Jerry: A Life Changed at Hope

If you had met Jerry two years ago, his life may have seemed at a standstill, or even a dead-end. After getting into a car accident, he was out of a job and in need of housing. For Jerry to return to his feet and find steady employment, without a high school diploma, would have struck most as an unlikely prospect.

From Crisis to Stability

It’s hard to imagine, talking with Jerry today, that he ever would have seen it that way. In conversation, he is bright, energetic and witty. When asked about the trying place in which he found himself two years ago, he reflects with seriousness and sincerity. Yet he is more eager to talk of his current job, a community-service position with AmeriCorps, which he recently landed after completing Hope for the Inner City’s Jobs for Life program.

Jerry discovered Jobs for Life after being introduced to Paul Green, Hope’s executive director, by a mutual friend at New City Fellowship in Chattanooga. At Green’s invitation, Jerry visited Hope and met Frank Hill, Jobs for Life instructor.

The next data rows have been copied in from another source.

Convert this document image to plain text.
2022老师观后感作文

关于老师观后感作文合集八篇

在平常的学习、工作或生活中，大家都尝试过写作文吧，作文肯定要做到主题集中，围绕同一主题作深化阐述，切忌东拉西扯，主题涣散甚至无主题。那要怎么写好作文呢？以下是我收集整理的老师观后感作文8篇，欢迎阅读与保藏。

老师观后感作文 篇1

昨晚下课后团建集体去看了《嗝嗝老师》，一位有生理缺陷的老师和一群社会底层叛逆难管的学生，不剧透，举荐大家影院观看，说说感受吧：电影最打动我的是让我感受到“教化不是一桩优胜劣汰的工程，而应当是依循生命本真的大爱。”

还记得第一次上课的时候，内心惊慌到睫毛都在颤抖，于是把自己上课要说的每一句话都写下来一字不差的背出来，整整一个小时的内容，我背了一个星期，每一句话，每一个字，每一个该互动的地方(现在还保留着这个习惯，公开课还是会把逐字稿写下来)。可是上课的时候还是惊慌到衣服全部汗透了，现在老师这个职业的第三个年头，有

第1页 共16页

Throughout Jobs for Life’s eight-week term, Hill would act as an instructor and guide to Jerry. He would help Jerry find a job, but he would also encourage him to find a renewed strength of character, an asset that if developed diligently, would be the key to keeping a job. With Hill’s help, Jerry would see afresh how employment is meant to be more than just a fast-track to a paycheck.

‘Job Skills’ Not Enough

At the center of Jobs for Life’s mission is Hill’s belief that skills training, a primary component of standard job training programs, cannot by itself provide a lasting solution to this community’s current crisis of joblessness. While he acknowledges that unemployment is a social problem, often resulting from a lack of education, Hill insists that its causes run deeper. In fact, they result from what he calls “root issues of the heart.”

The goal of Jobs for Life, as with all of Hope’s developmental programs, is to face these root issues first. “[We] connect to and care for these root issues,” says Hill, “through a strategy that combines work readiness training, biblical principles, and volunteer mentoring.” Ordering Jobs for Life’s strategy in this way, says Hill, provides students with the “the practical building blocks of healthy character.”

The Jobs for Life strategy has yielded great dividends for Jerry. “I now have a broad awareness of how to communicate to employers and present myself in a respectable manner,” he says.

Yet Jobs for Life’s impact on Jerry seems to have reached deeper than his attitude towards employers. His recent job choice reflects a renewed concern not only for his personal livelihood, but for the health of his community as well.

Now Helping Others

As an AmeriCorps employee, Jerry works through Hope for the Inner City to be what he calls “an ear and a voice to the community ... someone they can talk to and help them resolve problems by their own actions.”

Jerry is carrying the strategy he learned through Jobs for Life back into his own community. With the help of the local Neighborhood Association and area churches, he is challenging the residents of East Chattanooga to face the root issues beneath their problems. “I want to empower local residents to make decisions on changing their community themselves,” he says.